La journée va être longue.


dimanche 8 février 2009

8 février 2009 : un vrai roman


Le fait de s’abstraire pour lire est une métaphore de la distance, de l’isolement, de la séparation.
(Ricardo Piglia, Le dernier lecteur)

Il neige finement et je regarde par la fenêtre les flocons qui virevoltent, un peu comme la Natacha de La guerre et la paix. La neige est plutôt rare à Poitiers, et je me sens aussitôt dans l’atmosphère de la Russie de Tolstoï, telle qu’elle est évoquée dans ce roman extraordinaire par sa longueur et sa densité. Cela fait cinq mois que je suis plongé dans cet immense livre, un des plus longs que j’ai lus (avec la trilogie des Trois Mousquetaires et Le comte de Monte Cristo, de Dumas, Les misérables, de Victor Hugo et A la recherche du temps perdu, de Proust). Ce sont tous des romans ou suites de romans de plus de mille cinq cents pages au total, de quoi s’immerger dans un océan, disparaître pendant quelque temps de la surface du monde.

J’avais acheté en 1976, je crois bien, La guerre et la paix, dans l’édition de la Bibliothèque de la Pléiade. En tout cas, je l’avais emporté dans mes sacoches en juillet 1977, lors de la randonnée qui devait m’emmener, à bicyclette, d’Auch jusque dans le Jura, en traversant le Massif central. Échappée qui devait déjà être "singulière" (pour reprendre le titre que j’avais donné au premier volume de mon journal, titre que l’éditeur juge trop peu commercial), car mon objectif était de rendre visite à un détenu récemment libéré, G., avec qui j’étais entré en correspondance, via les petites annonces de Libération. Malheureusement, trois jours après mon départ, la longue randonnée s’est achevée en déroute à Aurillac où, victime d’une tendinite au talon droit, j’ai pris le train pour rentrer à Auch. Et le jour même, une douleur dentaire m’a douloureusement affecté, comme je n’en avais jamais connue.

Le lendemain, dès potron-minet, j’ai foncé chez le dentiste, en urgence. J’avais un superbe abcès purulent sur la racine de l’incisive droite du haut. L’arracheur de dents me perce l’abcès, nettoie, désinfecte. Vous me croirez si vous voudrez, mais, à l’instant même, ma tendinite avait disparu.
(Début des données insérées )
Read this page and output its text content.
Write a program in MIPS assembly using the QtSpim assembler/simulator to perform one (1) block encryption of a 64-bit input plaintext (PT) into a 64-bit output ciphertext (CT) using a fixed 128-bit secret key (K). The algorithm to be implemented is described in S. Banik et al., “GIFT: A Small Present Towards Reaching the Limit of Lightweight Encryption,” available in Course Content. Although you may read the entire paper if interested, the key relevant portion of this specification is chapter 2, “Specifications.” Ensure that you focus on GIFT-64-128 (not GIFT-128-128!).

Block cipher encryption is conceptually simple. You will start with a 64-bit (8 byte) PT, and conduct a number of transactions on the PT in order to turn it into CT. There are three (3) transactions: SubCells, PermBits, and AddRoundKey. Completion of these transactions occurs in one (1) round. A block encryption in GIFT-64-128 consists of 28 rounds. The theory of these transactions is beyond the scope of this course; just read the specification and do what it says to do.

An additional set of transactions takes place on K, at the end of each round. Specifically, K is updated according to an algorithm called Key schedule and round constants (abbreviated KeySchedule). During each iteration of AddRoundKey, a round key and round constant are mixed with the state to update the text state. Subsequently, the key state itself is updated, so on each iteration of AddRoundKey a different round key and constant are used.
Selon le dentiste, il y avait correspondance entre l’incisive et le talon : qu’en pensent les médecins chinois, férus de points d’acupuncture ? Bref, instruit par cette expérience, j’ai rallié le Jura par le train, et tout de même rendu visite à G., fait connaissance de sa compagne et de ses enfants, ainsi que des chiens qu’il affectionnait particulièrement. Nous sommes allés ensemble jusqu’au chenil de la SPA, car pour fêter ma visite, il tenait à avoir un nouveau compagnon à quatre pattes, ce qui lui avait le plus manqué lors de son séjour à Fleury-Mérogis.

Mais La guerre et la paix était restée à l’état de projet de lecture ; je n’avais pas dépassé la préface ! Je savais que je le lirais un jour. De Tolstoï, je n’ai, depuis, lu que des œuvres brèves, ses merveilleuses nouvelles, parmi lesquelles j’apprécie principalement La mort d’Ivan Ilitch (un de mes textes de chevet, où Tolstoï nous pousse à nous interroger sur le sens de la vie, le poids des conventions sociales et de l’hypocrisie mondaine : "En eux il se voyait lui-même, il voyait sa façon de vivre, et constatait que tout cela était faux, que tout cela était une énorme et terrible illusion, qui dissimulait et la vie et la mort"), Les Récits de Sébastopol et Maître et serviteur. Et son savoureux Enfance. Mais je n’avais pas osé me lancer dans ses grands romans, au contraire de ceux de Dostoïevski. Pourtant ma grand-mère était une lectrice acharnée d’Anna Karénine (je ne connais que le film avec Greta Garbo), que j’ai d’ailleurs également acheté pour le lire un jour.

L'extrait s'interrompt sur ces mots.